Brouillé avec Jean-Luc depuis Voyage(s) en Utopie, Dominique Païni n’a pas prévenu Godard de cette exposition. « Vous savez, explique le commissaire, à chaque rétrospective sur Godard, on se demande si on va voir la Bête ou non. Je ne veux pas jouer à ce jeu-là. Je lui ai dit une fois, à Jean-Luc, que j’aurais été très malheureux sans avoir connu ses films. Mais je me serai bien passé de le connaître, lui ». Parti presque d’un hasard, cette exposition, qui est pourtant d’avantage esthétique et poétique que pédagogique – Dominique Païni rêve d’une expo qui se passerait de texte explicatifs sur les murs – ouvre la porte à une multitude de questionnements, en histoire de l’art et en histoire du cinéma. Questionnements qui feront d’ailleurs l’objet d’un séminaire, mené à la rentrée par le commissaire, fruit de cette exposition. Difficile de dire en sortant de Godard/Picasso : Collages, que l’on a véritablement appris quelque chose.

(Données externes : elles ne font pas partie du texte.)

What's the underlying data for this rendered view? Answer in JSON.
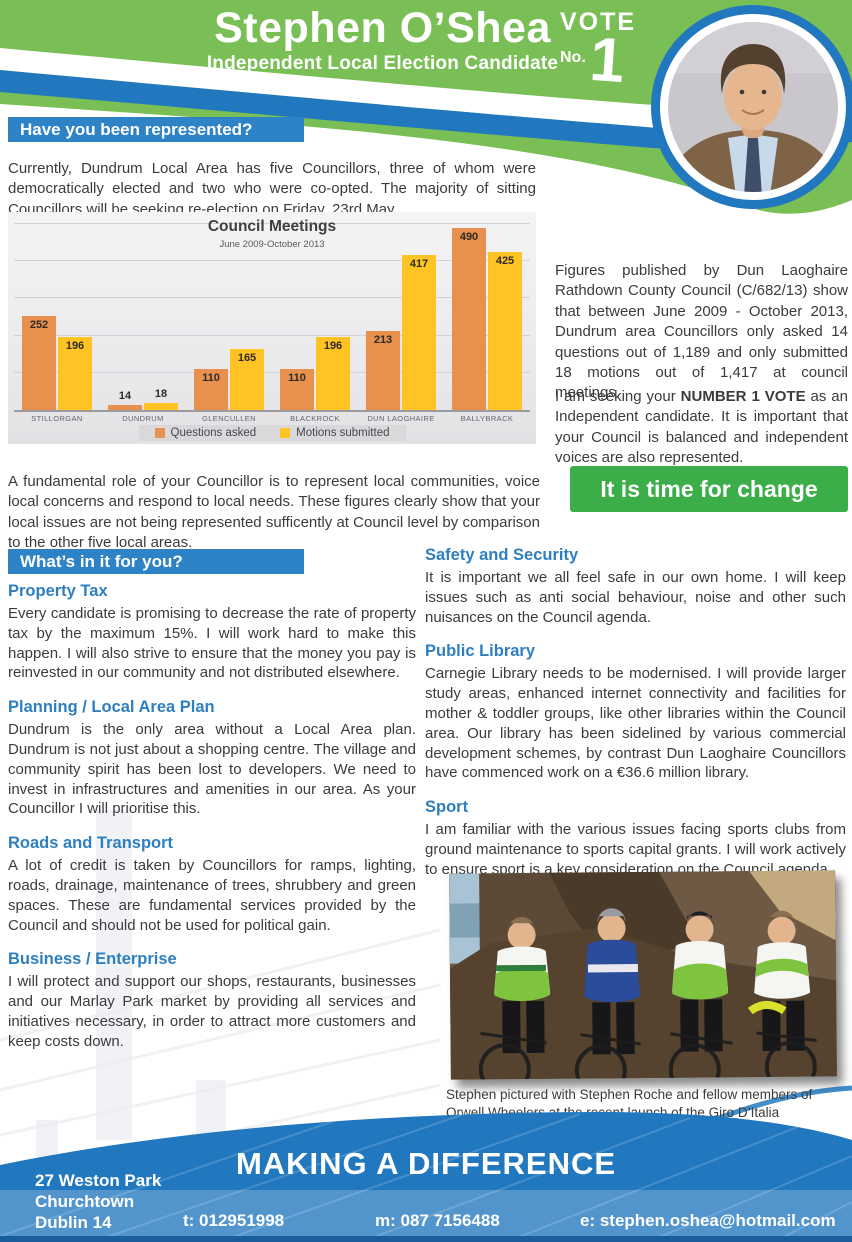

Mais on a envie d’en découvrir plus, et surtout, comme face à film de Godard, à une œuvre de Picasso, on a ressenti quelque chose. « Ce que je cherche, conclut Dominique Païni, c’est l’intelligence sensible, l’expérience esthétique, le choc ». Et il est partout à l’Abbaye de Montmajour, le choc, du montage, du collage.